Secondo un’analisi di una banca americana del 2020, i millennials sono buoni risparmiatori ma niente a che vedere con quanto riuscivano a mettere da parte i loro genitori o i nonni. Infatti questa nuova generazione comincia a pensare alla pensione già all’età di 24 anni, una chiara inclinazione di come iniziano a pensare e programmare il proprio futuro, del quale non hanno una visione ottimistica (Angelo Valente, Marco Casanova, 2021, Wall Street Italia).

Sembra che questa generazione, sopravvissuta a sfide economiche e sociali senza precedenti, abbia sviluppato una gran forza di vedere opportunità anche nell’oscurità del momento che sta vivendo. Una grande capacità di resilienza. Infatti, non spera solo che emerga un mondo migliore alla fine della pandemia, ma vuole essere alla guida del cambiamento.

È emerso anche un dato molto interessante riguardo ai livelli di stress provati da questa generazione pre e post covid evidenziando così delle nuove possibili strategie che stanno considerando per affrontare meglio il futuro. Questo in relazione al lavoro, alle loro finanze e gli investimenti futuri ma anche rispetto a ciò che è possibile fare per contrastare i danni causati dal cambiamento climatico con una maggiore responsabilità rispetto al benessere del pianeta.

Entrambe le generazioni hanno affermato che faranno un grande sforzo per sostenere le aziende locali e non esiteranno a penalizzare le aziende i cui valori sono in conflitto con i propri.

Dai risultati della ricerca pre covid, risultavano livelli di stress molto alti in questa generazione, a differenza dei successivi che invece mostrano un calo.

Quindi possiamo dire che prima del covid questa generazione era estremamente preoccupata, della propria salute, del benessere per le proprie famiglie, per le prospettive lavorative e per il proprio futuro finanziario.

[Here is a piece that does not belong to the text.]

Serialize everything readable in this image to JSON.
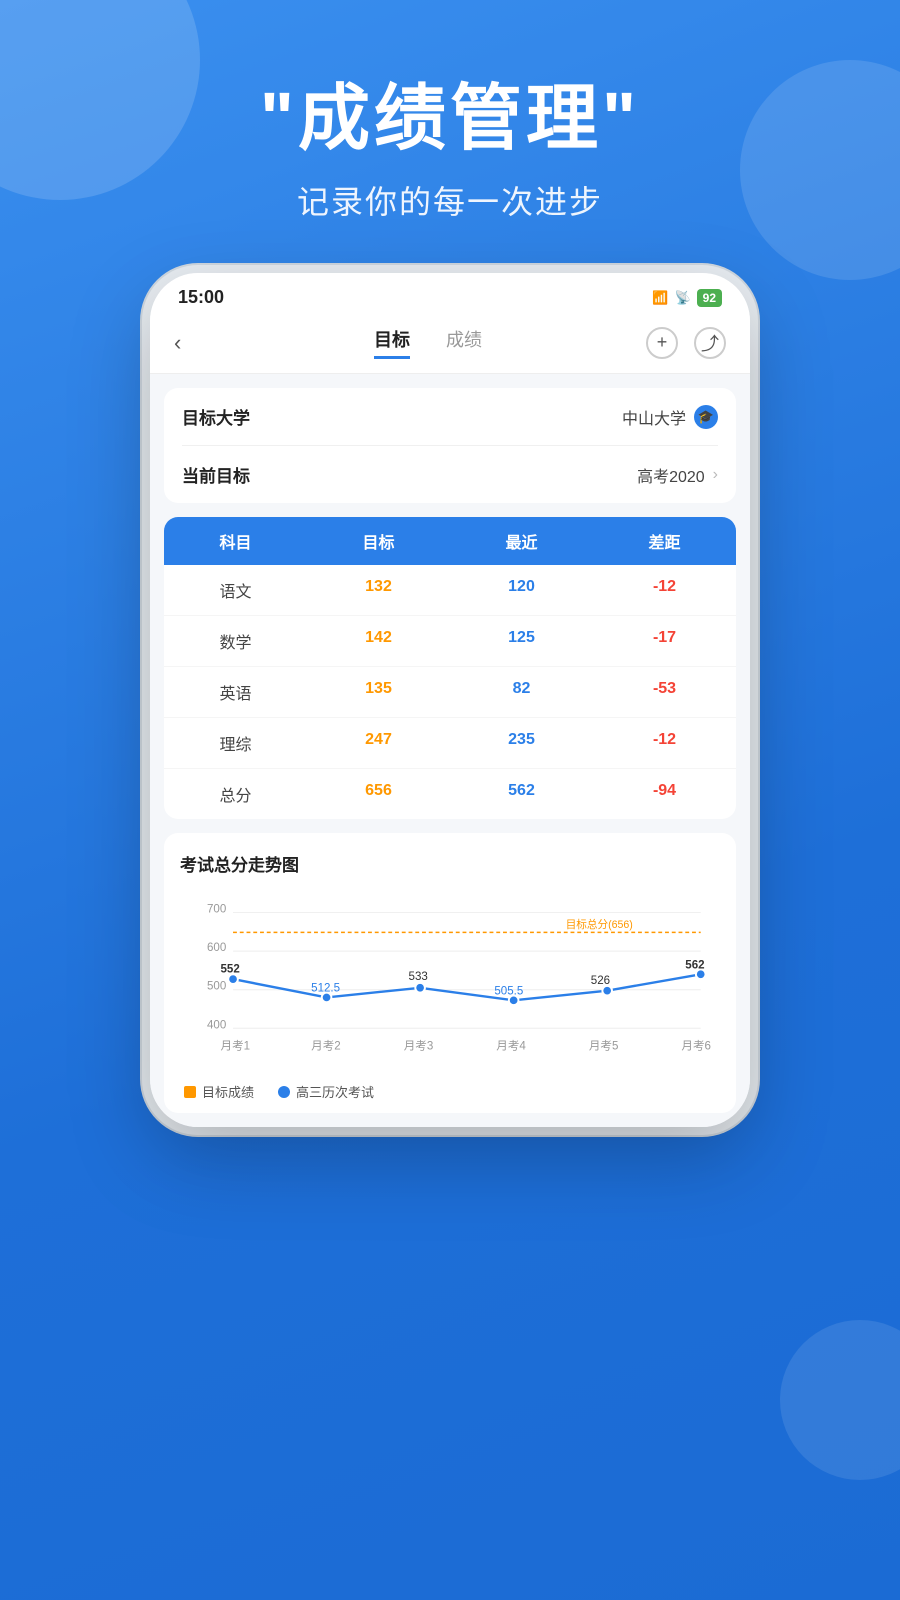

Ma la pandemia ha costretto a un rallentamento della vita e questo ha permesso di riguadagnare terreno verso i loro obiettivi fondamentali. Uno fra questi è l’attenzione per la salute mentale che viene già ricercata a partire dal posto di lavoro.

Ci troviamo di fronte una generazione molto criticata perchè percepiti come più narcisisti, egoisti e sconclusionati, ma che allo stesso tempo è diventata fra le più resilienti e attente a temi sociali e ambientali, accantonando l’idea classica, delle generazioni precedenti, di risparmio e investimento, ma creandone di  nuove a partire dalle loro forze e fragilità.